Verstappen lui-même a enregistré une solide série de tours à son actif, totalisant 118 tours au cours de la dernière journée de course.
« Cela a été agréable d’être de retour en piste cette semaine, et la première matinée que j’ai passée dans la voiture, je n’ai pas pu faire trop de tours à cause de la météo, mais vendredi c’était bien », a-t-il déclaré.
« Nous avons fait beaucoup de tours (vendredi), et c’était vraiment la clé. Nous avons beaucoup appris, et il y a bien sûr encore beaucoup de choses que nous voulons approfondir, mais c’est un bon début. »
Les débuts du moteur Red Bull-Ford ont été une « affaire émotionnelle », déclare Verstappen
Pour Red Bull, le lancement de son tout premier groupe motopropulseur, développé en collaboration avec Ford, a constitué une étape monumentale.
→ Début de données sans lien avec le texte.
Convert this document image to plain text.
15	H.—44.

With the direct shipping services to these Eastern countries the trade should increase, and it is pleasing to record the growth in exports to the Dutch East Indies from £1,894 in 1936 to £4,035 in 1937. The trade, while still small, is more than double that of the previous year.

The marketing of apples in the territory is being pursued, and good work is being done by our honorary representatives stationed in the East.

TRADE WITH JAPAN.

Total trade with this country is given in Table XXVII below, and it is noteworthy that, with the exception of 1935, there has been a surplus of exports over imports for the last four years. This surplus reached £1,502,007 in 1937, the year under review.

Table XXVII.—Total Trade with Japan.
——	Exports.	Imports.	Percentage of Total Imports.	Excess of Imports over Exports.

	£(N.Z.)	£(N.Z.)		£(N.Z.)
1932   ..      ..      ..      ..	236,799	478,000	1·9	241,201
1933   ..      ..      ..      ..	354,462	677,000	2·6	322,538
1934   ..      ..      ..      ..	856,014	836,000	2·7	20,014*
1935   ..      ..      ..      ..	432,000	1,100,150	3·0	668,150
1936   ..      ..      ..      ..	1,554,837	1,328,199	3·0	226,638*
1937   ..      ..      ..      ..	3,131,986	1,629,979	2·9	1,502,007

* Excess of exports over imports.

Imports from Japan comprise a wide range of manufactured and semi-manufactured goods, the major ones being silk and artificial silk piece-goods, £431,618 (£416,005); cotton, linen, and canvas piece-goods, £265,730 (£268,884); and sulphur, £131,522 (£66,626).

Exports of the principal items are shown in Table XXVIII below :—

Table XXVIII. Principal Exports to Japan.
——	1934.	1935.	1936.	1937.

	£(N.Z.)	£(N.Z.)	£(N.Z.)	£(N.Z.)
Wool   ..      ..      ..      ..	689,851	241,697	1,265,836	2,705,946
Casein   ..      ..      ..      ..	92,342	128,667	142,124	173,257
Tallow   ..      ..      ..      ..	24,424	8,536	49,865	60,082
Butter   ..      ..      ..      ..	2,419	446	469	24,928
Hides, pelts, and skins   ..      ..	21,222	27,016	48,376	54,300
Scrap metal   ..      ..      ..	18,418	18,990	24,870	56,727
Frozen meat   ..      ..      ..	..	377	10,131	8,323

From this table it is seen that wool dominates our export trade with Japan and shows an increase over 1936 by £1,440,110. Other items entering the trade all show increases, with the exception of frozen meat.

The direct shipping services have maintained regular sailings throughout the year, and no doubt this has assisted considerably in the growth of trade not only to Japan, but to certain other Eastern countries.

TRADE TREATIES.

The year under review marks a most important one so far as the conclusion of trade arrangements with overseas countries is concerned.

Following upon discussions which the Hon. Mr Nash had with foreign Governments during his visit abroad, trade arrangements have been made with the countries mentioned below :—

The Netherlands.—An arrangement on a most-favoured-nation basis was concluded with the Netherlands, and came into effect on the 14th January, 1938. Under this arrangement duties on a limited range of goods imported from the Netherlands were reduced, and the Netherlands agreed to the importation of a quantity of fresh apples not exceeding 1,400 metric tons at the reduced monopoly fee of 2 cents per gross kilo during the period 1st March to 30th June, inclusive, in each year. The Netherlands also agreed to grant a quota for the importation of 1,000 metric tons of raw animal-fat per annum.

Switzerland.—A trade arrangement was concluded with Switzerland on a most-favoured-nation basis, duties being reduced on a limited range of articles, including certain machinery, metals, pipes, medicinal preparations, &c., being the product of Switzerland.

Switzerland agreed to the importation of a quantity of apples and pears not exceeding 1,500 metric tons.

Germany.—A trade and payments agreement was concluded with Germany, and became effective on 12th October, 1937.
La cerise sur le gâteau était peut-être le fait que non seulement il tenait bon, mais qu’il le faisait sans aucun problème de fiabilité.
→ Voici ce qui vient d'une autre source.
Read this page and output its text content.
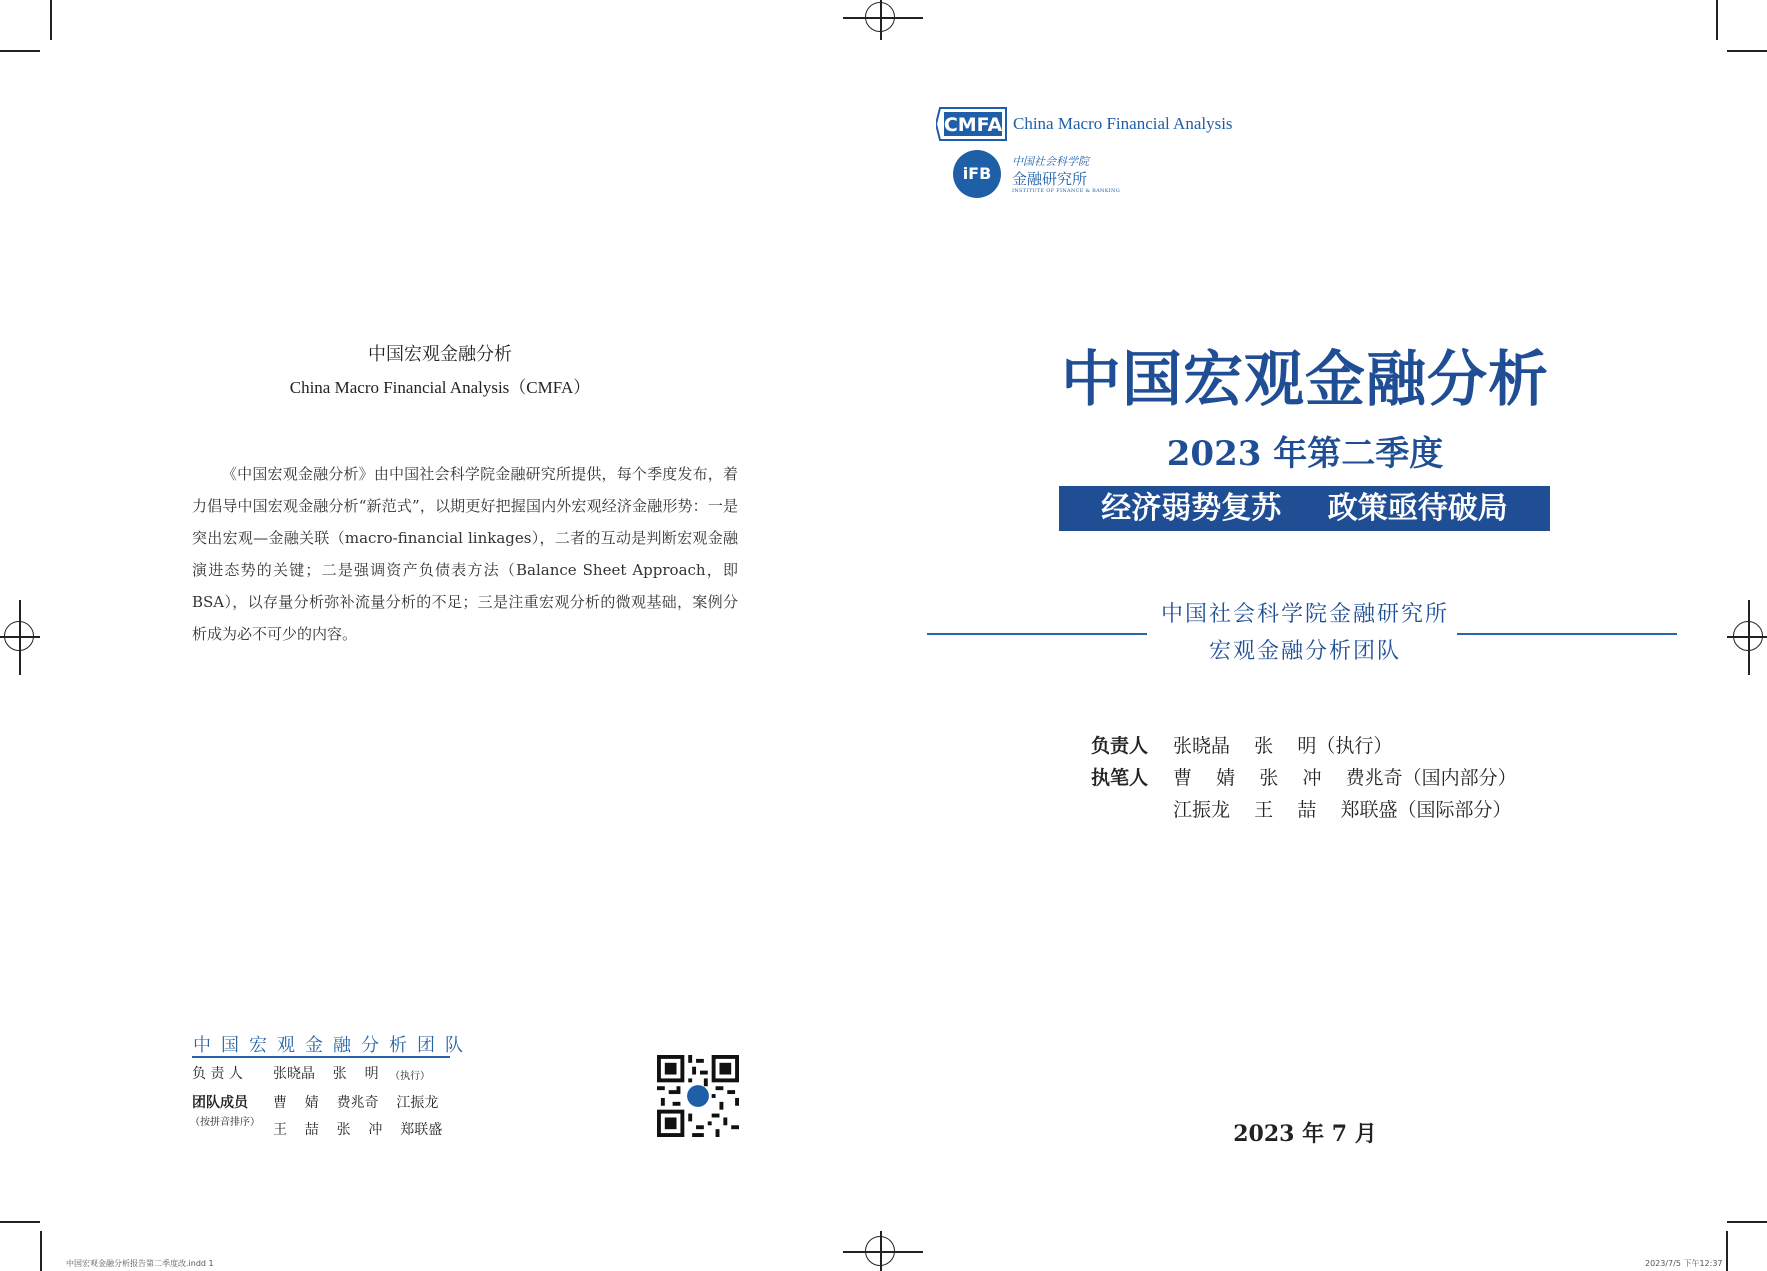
中国宏观金融分析
China Macro Financial Analysis（CMFA）

《中国宏观金融分析》由中国社会科学院金融研究所提供，每个季度发布，着力倡导中国宏观金融分析“新范式”，以期更好把握国内外宏观经济金融形势：一是突出宏观—金融关联（macro-financial linkages），二者的互动是判断宏观金融演进态势的关键；二是强调资产负债表方法（Balance Sheet Approach，即BSA），以存量分析弥补流量分析的不足；三是注重宏观分析的微观基础，案例分析成为必不可少的内容。

中国宏观金融分析团队
负 责 人 张晓晶    张    明 （执行）
团队成员
（按拼音排序）
曹    婧    费兆奇    江振龙
王    喆    张    冲    郑联盛
CMFA China Macro Financial Analysis
iFB
中国社会科学院
金融研究所
INSTITUTE OF FINANCE & BANKING
中国宏观金融分析
2023 年第二季度
经济弱势复苏 政策亟待破局
中国社会科学院金融研究所
宏观金融分析团队
负责人 张晓晶    张    明（执行）
执笔人 曹    婧    张    冲    费兆奇（国内部分）
江振龙    王    喆    郑联盛（国际部分）
2023 年 7 月
中国宏观金融分析报告第二季度改.indd 1	2023/7/5 下午12:37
Le Néerlandais admet que courir sans interruption pour l’équipe basée à Milton-Keynes était une case clé qu’il a cochée à Barcelone – quelque chose qui a même laissé « émus » beaucoup de personnes qui ont travaillé sur le projet.
« Tant de travail a été consacré à ce groupe motopropulseur au cours des dernières années, et le voir ensuite entrer dans la voiture et le premier jour, faire immédiatement autant de tours était formidable à voir », a révélé le quadruple champion de F1.
« Il y avait beaucoup de visages émus dans le garage, et c’était très spécial. »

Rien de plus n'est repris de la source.